"İçten Dışa", Öz Kontrolü Geliştirmek İçin Duyguları Düzenlemek

Duygusal acıdan kaçmaya hevesli insanlar için dürtüsel alışveriş maliyetli olabilir, bu da araştırmacıları olumsuz duygulara rağmen öz denetimi artırmak için bir strateji aramaya yöneltti.

İnsanbiçimci düşüncenin - duyguları insanlar olarak düşünmenin - duygu deneyimini ve sonraki alışveriş davranışlarını nasıl etkilediğini araştırmak için Pixar filmi "Inside Out" dan ilham aldılar.

Araştırmacılar, üzüntüyü antropomorfize eden insanların bu olumsuz duygudan psikolojik olarak kopacağından ve daha az üzgün hissedeceğinden, bunun da daha akıllıca satın alma kararları verme şansını artıracağından şüphelendiklerini söylediler.

Bu hipotezi test etmek için, katılımcılardan kendilerine yakın birinin kaybından sonra olduğu gibi çok üzüldükleri bir zaman hakkında yazmalarını istediler.

Bir grup, bir kişi olarak hayata geçerse üzüntünün kim olacağını yazarken, ikinci bir grup, duygusal ve duyuşsal etkiler açısından üzüntünün nasıl olacağını yazdı.

Her iki grup daha sonra üzüntü düzeylerini 1-7 arasında derecelendirdi.

Araştırmacılara göre, sonuçlar, katılımcıların duygu hakkında bir kişi olarak yazdıktan sonra daha düşük düzeyde üzüntü bildirdiklerini gösterdi.

Çalışmanın yazarı Dr. Li'ye göre, insana benzeyen üzüntü yaşayan insanlar, duyguyu "başı aşağıya doğru yavaş yürüyen küçük bir kız", "gülümsemesi olmayan soluk bir insan" veya "gri saçlı ve gözleri çökmüş biri" gibi şekillerde tanımladı. Austin'deki Texas Üniversitesi'nden Yang.

Bunu yaparak, “insanlar bir duyguyu kendilerinden ayrı bir kişi olarak düşünmeye başlarlar, bu da onları üzüntüden daha uzak hissettirir” dedi.

Araştırmacılar ayrıca, katılımcılar mutluluk duygusunu antropomorfize ettiklerinde sonuçların aynı olup olmadığını test ettiler. Duyguyu bir kişi olarak tanımlayan grup için mutluluk seviyelerinin de daha düşük olduğunu keşfettiler.

Yang, "Bu stratejiyi olumlu duygular için uygulamak muhtemelen akıllıca değildir çünkü bu iyi duyguları en aza indirmek istemiyoruz" dedi.

Araştırmacılar daha sonra üzüntünün azalmasının, ne satın alacaklarına karar verirken daha iyi bir öz kontrol sağlayıp sağlamadığını araştırdılar.

İlk deneyde olduğu gibi, katılımcılar üzücü deneyimler hakkında yazdılar, ardından bir grup üzüntüyü bir kişi olarak yazarak insana benzetildi.

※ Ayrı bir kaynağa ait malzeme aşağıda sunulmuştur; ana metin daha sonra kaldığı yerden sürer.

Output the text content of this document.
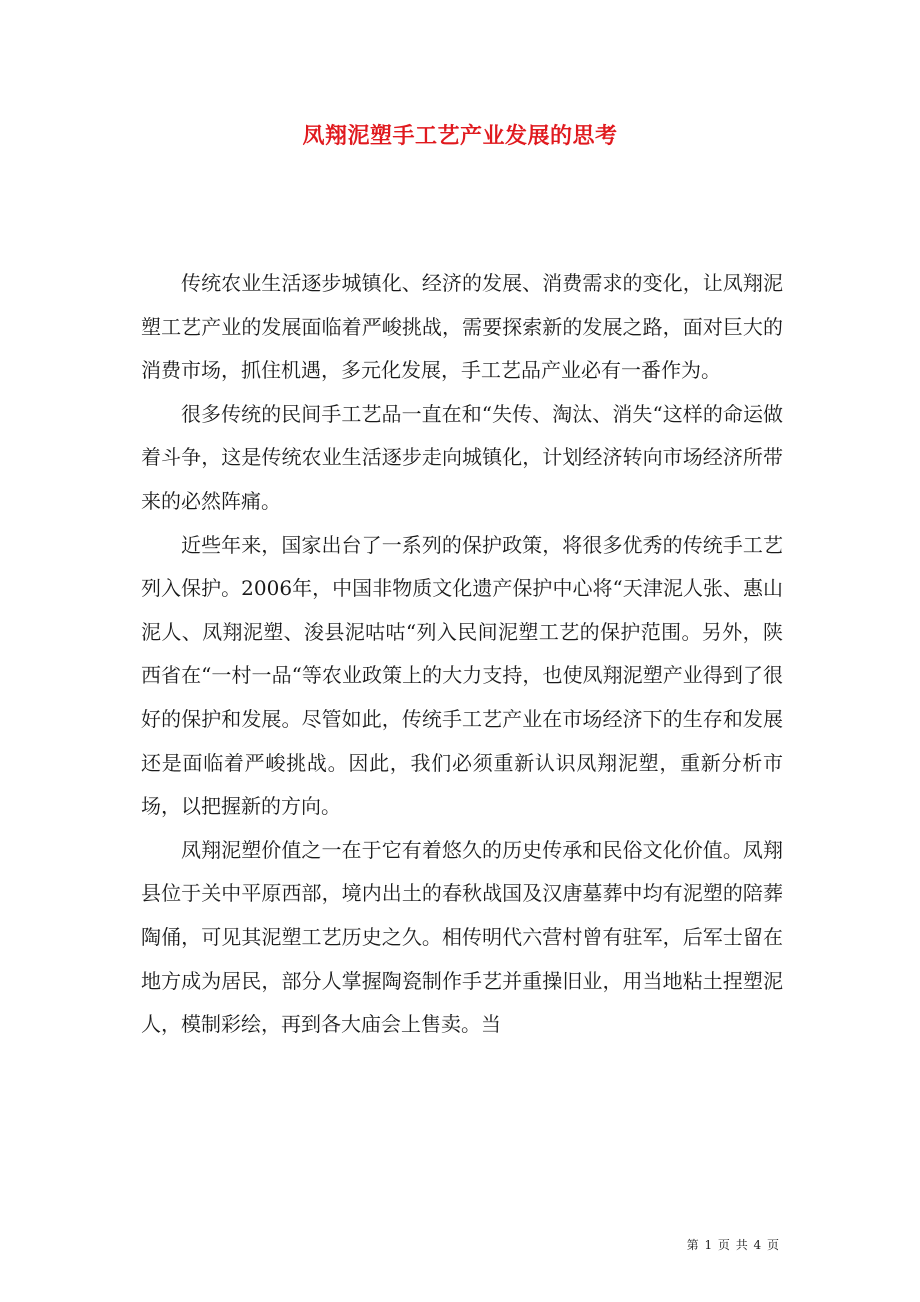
凤翔泥塑手工艺产业发展的思考

传统农业生活逐步城镇化、经济的发展、消费需求的变化，让凤翔泥塑工艺产业的发展面临着严峻挑战，需要探索新的发展之路，面对巨大的消费市场，抓住机遇，多元化发展，手工艺品产业必有一番作为。

很多传统的民间手工艺品一直在和“失传、淘汰、消失“这样的命运做着斗争，这是传统农业生活逐步走向城镇化，计划经济转向市场经济所带来的必然阵痛。

近些年来，国家出台了一系列的保护政策，将很多优秀的传统手工艺列入保护。2006年，中国非物质文化遗产保护中心将“天津泥人张、惠山泥人、凤翔泥塑、浚县泥咕咕“列入民间泥塑工艺的保护范围。另外，陕西省在“一村一品“等农业政策上的大力支持，也使凤翔泥塑产业得到了很好的保护和发展。尽管如此，传统手工艺产业在市场经济下的生存和发展还是面临着严峻挑战。因此，我们必须重新认识凤翔泥塑，重新分析市场，以把握新的方向。

凤翔泥塑价值之一在于它有着悠久的历史传承和民俗文化价值。凤翔县位于关中平原西部，境内出土的春秋战国及汉唐墓葬中均有泥塑的陪葬陶俑，可见其泥塑工艺历史之久。相传明代六营村曾有驻军，后军士留在地方成为居民，部分人掌握陶瓷制作手艺并重操旧业，用当地粘土捏塑泥人，模制彩绘，再到各大庙会上售卖。当

第 1 页 共 4 页
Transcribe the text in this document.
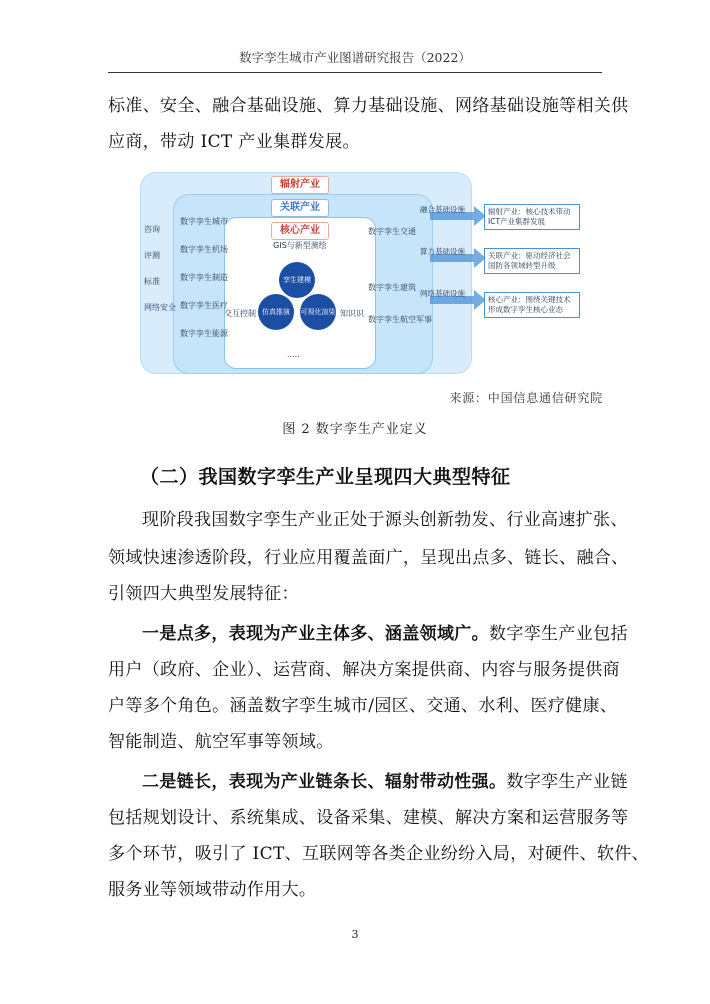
数字孪生城市产业图谱研究报告（2022）
标准、安全、融合基础设施、算力基础设施、网络基础设施等相关供
应商，带动 ICT 产业集群发展。
辐射产业
关联产业
GIS与新型测绘
孪生建模
仿真推演	可视化渲染
.....
核心产业
咨询
评测
标准
网络安全
数字孪生城市
数字孪生机场
数字孪生制造
数字孪生医疗
数字孪生能源
交互控制	知识识
数字孪生交通
数字孪生建筑
数字孪生航空军事
融合基础设施
算力基础设施
网络基础设施
辐射产业：核心技术带动ICT产业集群发展
关联产业：驱动经济社会国防各领域转型升级
核心产业：围绕关键技术形成数字孪生核心业态
来源：中国信息通信研究院
图 2 数字孪生产业定义
（二）我国数字孪生产业呈现四大典型特征
现阶段我国数字孪生产业正处于源头创新勃发、行业高速扩张、
领域快速渗透阶段，行业应用覆盖面广，呈现出点多、链长、融合、
引领四大典型发展特征：
一是点多，表现为产业主体多、涵盖领域广。数字孪生产业包括
用户（政府、企业）、运营商、解决方案提供商、内容与服务提供商
户等多个角色。涵盖数字孪生城市/园区、交通、水利、医疗健康、
智能制造、航空军事等领域。
二是链长，表现为产业链条长、辐射带动性强。数字孪生产业链
包括规划设计、系统集成、设备采集、建模、解决方案和运营服务等
多个环节，吸引了 ICT、互联网等各类企业纷纷入局，对硬件、软件、
服务业等领域带动作用大。
3
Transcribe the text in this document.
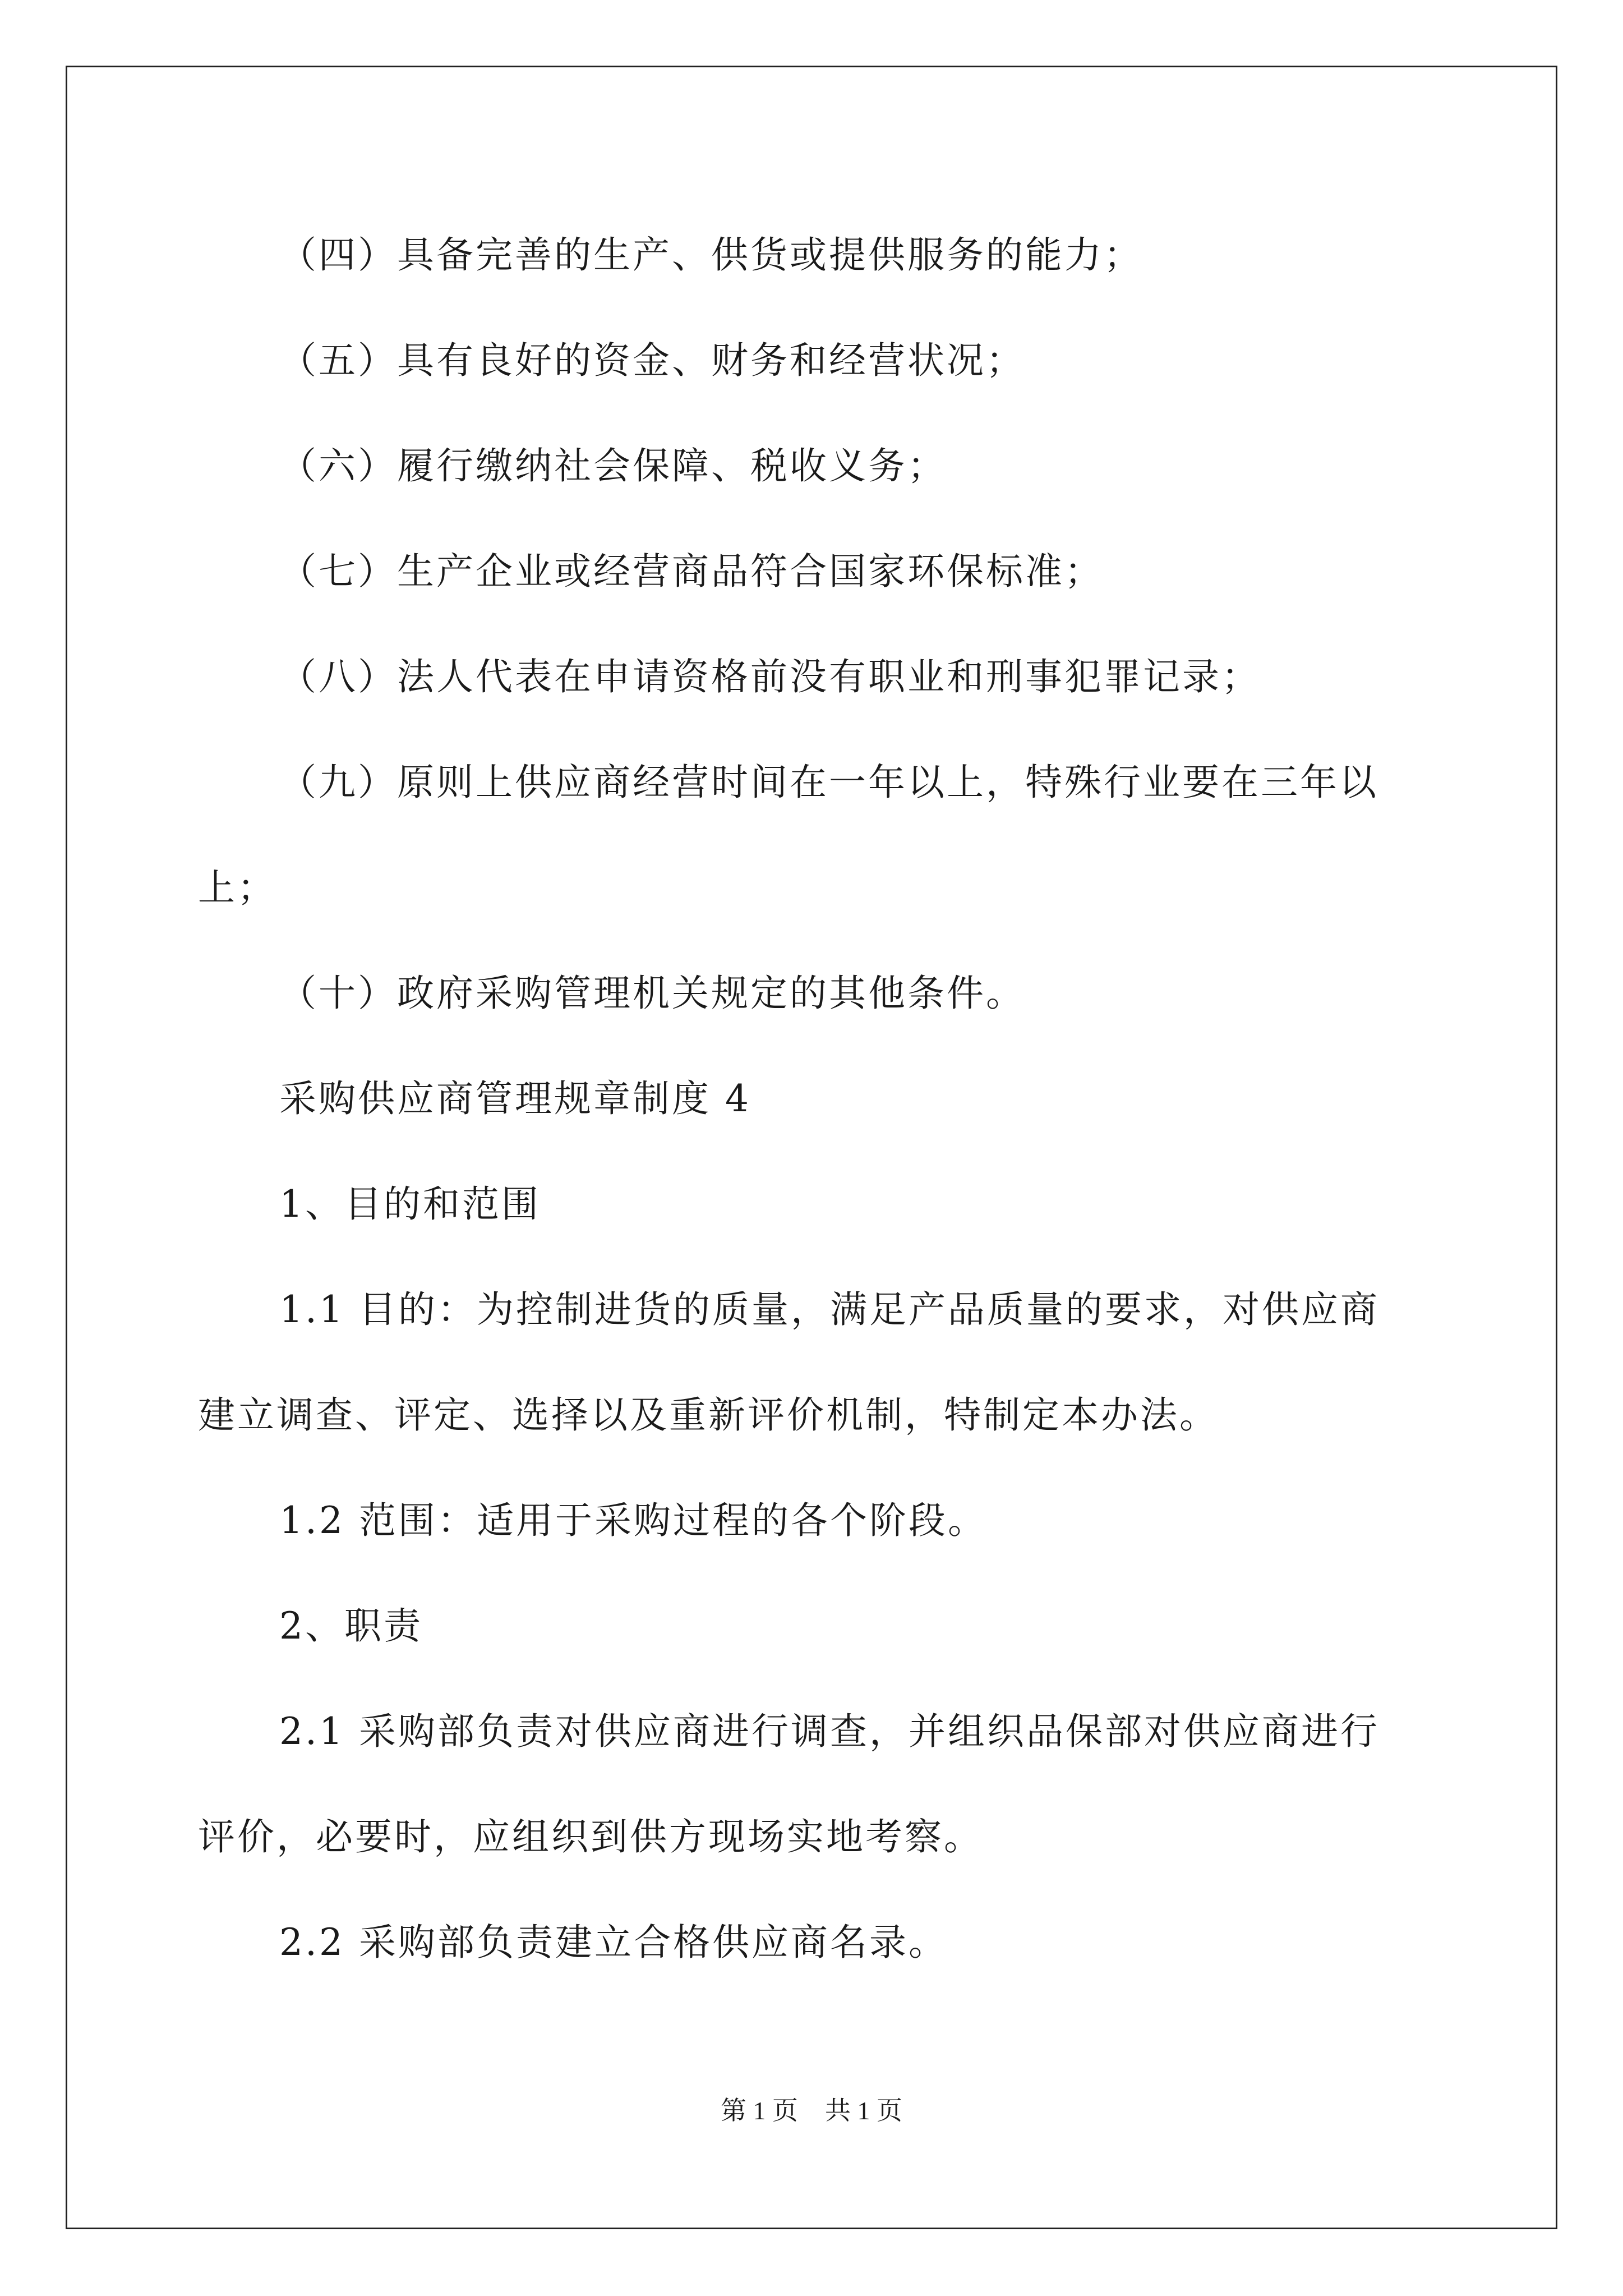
（四）具备完善的生产、供货或提供服务的能力；
（五）具有良好的资金、财务和经营状况；
（六）履行缴纳社会保障、税收义务；
（七）生产企业或经营商品符合国家环保标准；
（八）法人代表在申请资格前没有职业和刑事犯罪记录；
（九）原则上供应商经营时间在一年以上，特殊行业要在三年以
上；
（十）政府采购管理机关规定的其他条件。
采购供应商管理规章制度 4
1、目的和范围
1.1 目的：为控制进货的质量，满足产品质量的要求，对供应商
建立调查、评定、选择以及重新评价机制，特制定本办法。
1.2 范围：适用于采购过程的各个阶段。
2、职责
2.1 采购部负责对供应商进行调查，并组织品保部对供应商进行
评价，必要时，应组织到供方现场实地考察。
2.2 采购部负责建立合格供应商名录。
第 1 页 共 1 页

Daha sonra, araştırmacılar her iki gruptaki insanlardan öğle yemeğine eşlik edecek bir garnitür seçmelerini istedi ve seçenekler cheesecake veya salata idi. Antropomorfize edilmiş üzüntüye sahip olan katılımcıların, daha fazla öz kontrol gerektiren daha sağlıklı seçenek olan salatayı seçmesi daha olasıydı.

Sonra deneyi farklı bir tüketim seçeneğiyle tekrarladılar: Verimlilik için optimize edilmiş bir bilgisayar ve eğlence için optimize edilmiş bir bilgisayar. Bu kez katılımcılar, belirli bir üzücü olayla karşılaşmadan önce bir kişi olarak üzüntüyü düşündüler: Eski bir dizüstü bilgisayarı atmak.

Yine, üzüntüyü insana benzeten katılımcılar, hoşgörülü olanı değil, pratik bilgisayar seçeneğini tercih etme olasılıkları daha yüksekti.

Yang, "Çalışmamız, üzüntünün antropomorfize edilmesinin bu duyguyu düzenlemenin yeni bir yolu olabileceğini gösteriyor" dedi. "Bu zihniyetin etkinleştirilmesi, insanların kendilerini daha iyi hissetmelerine ve uzun vadede kendilerine fayda sağlamayacak cazibelere direnmelerine yardımcı olmanın bir yoludur."

Çalışma, Tüketici Psikolojisi Dergisi.